(RSF/IFEX) – Reporters Without Borders has voiced anger over pressure brought to bear on Karine Gagnon of the “Journal de Québec” to reveal her sources after she reported on a potential danger to public health. Gagnon is to appear before an administrative tribunal on 19 June 2007. “Are lawyers at the property company Société immobilière […]
(RSF/IFEX) – Reporters Without Borders has voiced anger over pressure brought to bear on Karine Gagnon of the “Journal de Québec” to reveal her sources after she reported on a potential danger to public health. Gagnon is to appear before an administrative tribunal on 19 June 2007.
“Are lawyers at the property company Société immobilière du Québec (SIQ), who are trying to get Karine Gagnon to produce her notes and the name of her informants, just pretending to be unaware of one of the fundamental rules of the profession of a journalist?”, the worldwide press freedom organisation asked.
“The law obliges a journalist to produce confidential notes only when they are seen as absolutely crucial to the police in a criminal investigation. This case is nothing like that. Karine Gagnon does not have to hand over her files or her contacts,” Reporters Without Borders said.

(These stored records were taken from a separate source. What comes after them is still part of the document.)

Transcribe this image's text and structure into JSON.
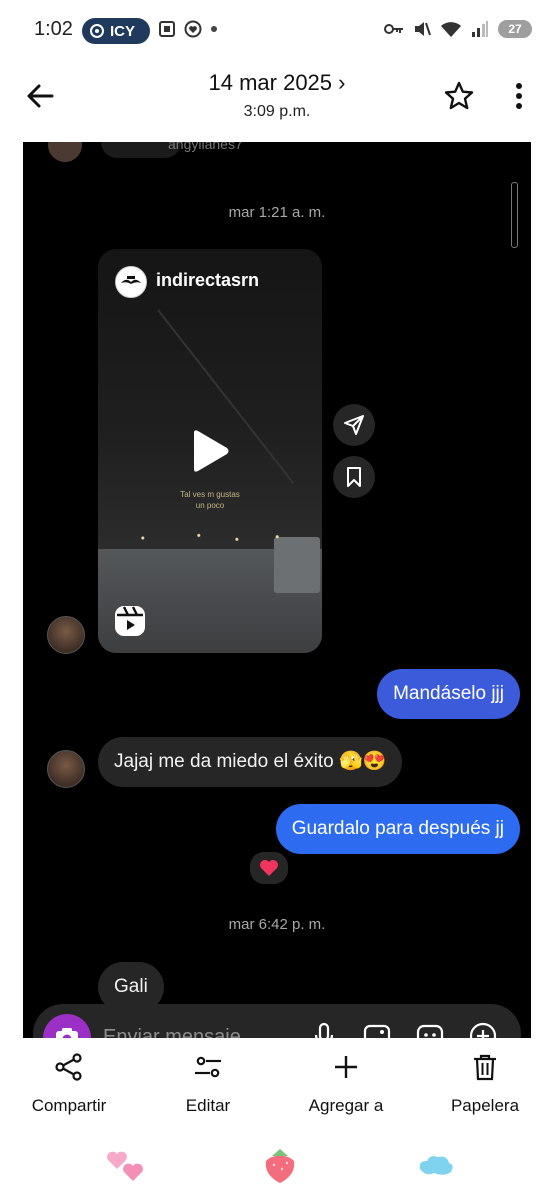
{
  "status_bar": {
    "time": "1:02",
    "pill_label": "ICY",
    "battery": "27"
  },
  "header": {
    "date": "14 mar 2025",
    "date_chevron": "›",
    "time": "3:09 p.m."
  },
  "chat": {
    "cut_username": "angyllanes7",
    "timestamp_1": "mar 1:21 a. m.",
    "reel": {
      "username": "indirectasrn",
      "caption": "Tal ves m gustas\nun poco"
    },
    "messages": [
      {
        "side": "out",
        "text": "Mandáselo jjj"
      },
      {
        "side": "in",
        "text": "Jajaj me da miedo el éxito 🫣😍"
      },
      {
        "side": "out",
        "text": "Guardalo para después jj"
      }
    ],
    "reaction": "❤️",
    "timestamp_2": "mar 6:42 p. m.",
    "last_message": "Gali",
    "composer_placeholder": "Enviar mensaje..."
  },
  "actions": [
    {
      "label": "Compartir",
      "icon": "share-icon"
    },
    {
      "label": "Editar",
      "icon": "edit-sliders-icon"
    },
    {
      "label": "Agregar a",
      "icon": "plus-icon"
    },
    {
      "label": "Papelera",
      "icon": "trash-icon"
    }
  ],
  "colors": {
    "outgoing_bubble": "#3b5bdb",
    "incoming_bubble": "#262626",
    "camera_button": "#9b2fc6"
  }
}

On 24 November 2006, Gagnon wrote an article about the presence of asbestos in some government buildings. Among those cited in the article was Denis Petitclerc, of the SIQ, who was immediately sacked by his employers for speaking to her. This dismissal is now being fought at the Labour Relations Board and Gagnon is facing legal action over the case.

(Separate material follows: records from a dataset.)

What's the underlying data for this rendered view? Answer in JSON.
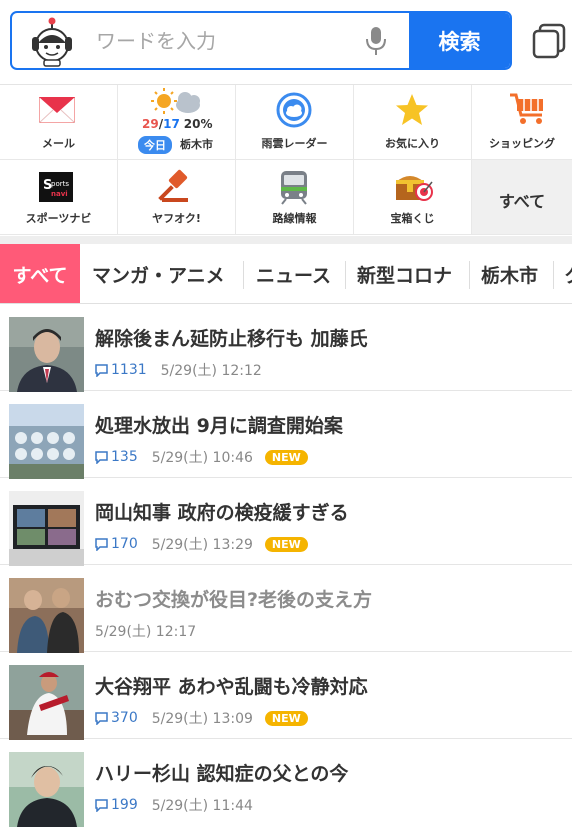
{
  "search": {
    "placeholder": "ワードを入力",
    "button_label": "検索"
  },
  "services": [
    {
      "label": "メール",
      "icon": "mail-icon"
    },
    {
      "label": "雨雲レーダー",
      "icon": "rain-radar-icon"
    },
    {
      "label": "お気に入り",
      "icon": "star-icon"
    },
    {
      "label": "ショッピング",
      "icon": "cart-icon"
    },
    {
      "label": "スポーツナビ",
      "icon": "sportsnavi-icon"
    },
    {
      "label": "ヤフオク!",
      "icon": "auction-gavel-icon"
    },
    {
      "label": "路線情報",
      "icon": "train-icon"
    },
    {
      "label": "宝箱くじ",
      "icon": "treasure-box-icon"
    }
  ],
  "weather": {
    "high": "29",
    "low": "17",
    "precip": "20%",
    "today_label": "今日",
    "city": "栃木市",
    "colors": {
      "high": "#e8554e",
      "low": "#1a74f0"
    }
  },
  "more_label": "すべて",
  "categories": [
    "すべて",
    "マンガ・アニメ",
    "ニュース",
    "新型コロナ",
    "栃木市",
    "ク"
  ],
  "news": [
    {
      "title": "解除後まん延防止移行も 加藤氏",
      "comments": "1131",
      "date": "5/29(土) 12:12",
      "new": "",
      "read": false
    },
    {
      "title": "処理水放出 9月に調査開始案",
      "comments": "135",
      "date": "5/29(土) 10:46",
      "new": "NEW",
      "read": false
    },
    {
      "title": "岡山知事 政府の検疫緩すぎる",
      "comments": "170",
      "date": "5/29(土) 13:29",
      "new": "NEW",
      "read": false
    },
    {
      "title": "おむつ交換が役目?老後の支え方",
      "comments": "",
      "date": "5/29(土) 12:17",
      "new": "",
      "read": true
    },
    {
      "title": "大谷翔平 あわや乱闘も冷静対応",
      "comments": "370",
      "date": "5/29(土) 13:09",
      "new": "NEW",
      "read": false
    },
    {
      "title": "ハリー杉山 認知症の父との今",
      "comments": "199",
      "date": "5/29(土) 11:44",
      "new": "",
      "read": false
    }
  ],
  "colors": {
    "accent": "#1a74f0",
    "category_active": "#ff5a78",
    "new_badge": "#f5b400"
  }
}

Lawyers for the SIQ are demanding that the journalist produce all of the notes and tapes she used for her reports. They also want to know the identity of every person to whom the journalist spoke on the condition of anonymity.
It is not the first case of its kind affecting a Canadian journalist. An amendment to the Criminal Code passed on 15 September 2004 forces the press to hand over files and notes to police if they consider them essential to a criminal investigation.
This amendment was used for the first time in February 2006 when Bill Dunphy, of the Ontario daily “The Hamilton Spectator”, was summoned by the courts to hand over notes from an interview with a person accused of drug-trafficking. The journalist appealed. In 2004, his colleague on the same paper, Ken Peters, was fined 30,000 dollars (approx. US $28,200) for refusing to name a source.